1. Identify the active series branch (e.g., `0.x`). That branch always tracks the next unreleased work.
2. Create short-lived feature branches from that series branch: `git switch -c feature/xyz 0.x`.
3. Land pull requests back into the same series branch (`0.x`). Keep it green: rebase frequently, run the full test suite, and update documentation there.
4. `main` stays untouched during the iteration and continues to point at the previously shipped tag.

## Cutting a release from a series branch

1. Pick the exact semantic version you plan to ship (e.g., `0.3.0`).
2. Ensure the matching series branch (e.g., `0.x`) already contains every change you want plus any release-specific metadata (CHANGELOG entries, config tweaks, etc.).
3. Merge the series branch into `main` (fast-forward if possible): `git switch main && git merge --ff-only 0.x`.
4. Tag the resulting commit on `main` using the `v<major>.<minor>.<patch>` format: `git tag v0.3.0 && git push origin main v0.3.0`.
5. Deploy from `main` so production always matches the latest tag.
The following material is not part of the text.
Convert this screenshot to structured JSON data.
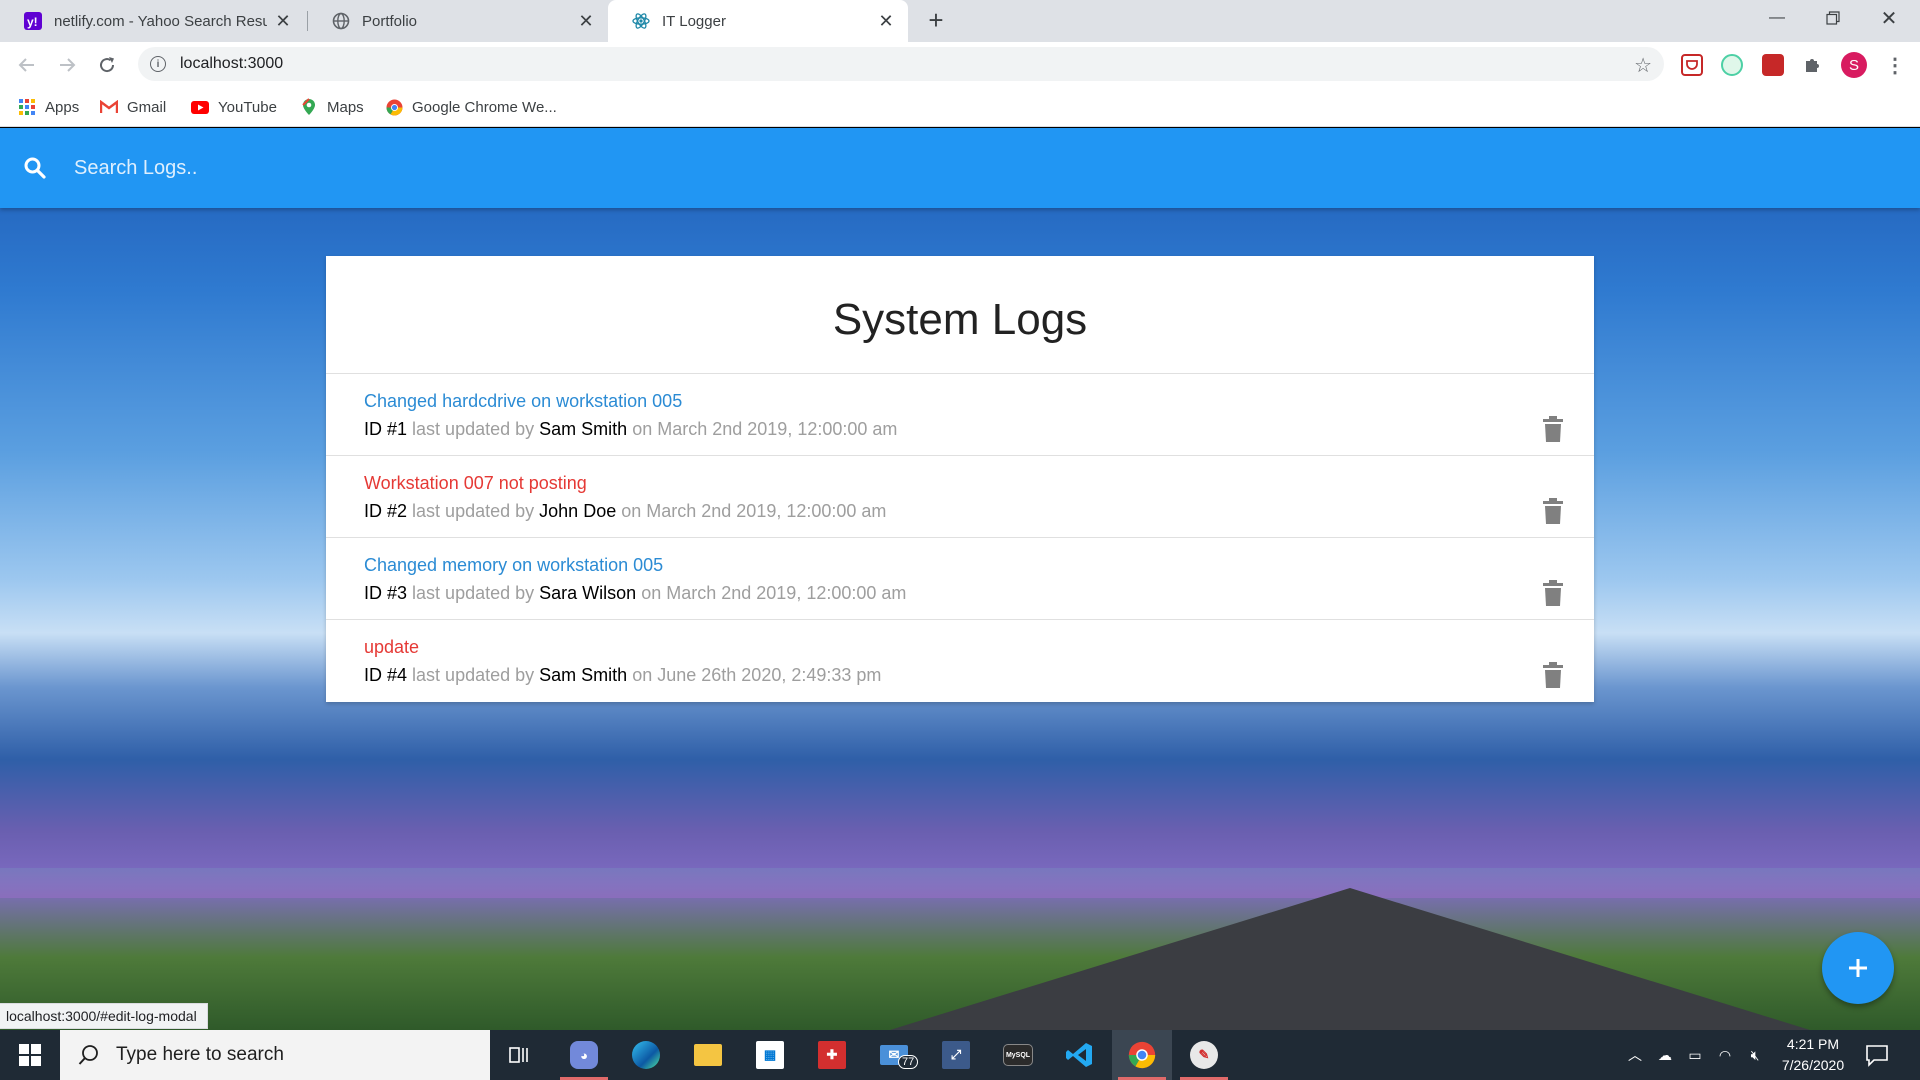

## Moving to the next train

- After tagging (say `v0.3.0`), decide whether you need to keep the old series alive for hotfixes. If so, leave the `0.x` branch in place for those fixes; otherwise it can be closed.
- Start the next cycle by creating the new series branch from `main`: `git switch -c 1.x main`. From that point onward, all feature work for `1.0` through `1.0.0` lands on `1.x` until it is merged back into `main` and tagged.
- At any given time `main` must track whichever series branch represents the most recent release so that the code on `main` and the highest tag are always in sync.

## Quick reference

- Feature work → `feature/*` branches cut from the active `N.x` series branch.
- Integration/testing → happens directly on the series branch (`N.x`).
- Release → merge `N.x` to `main`, then tag `vN.y.z` on `main`.
- Latest code in production → always the HEAD of `main` and the highest `vN.y.z` tag.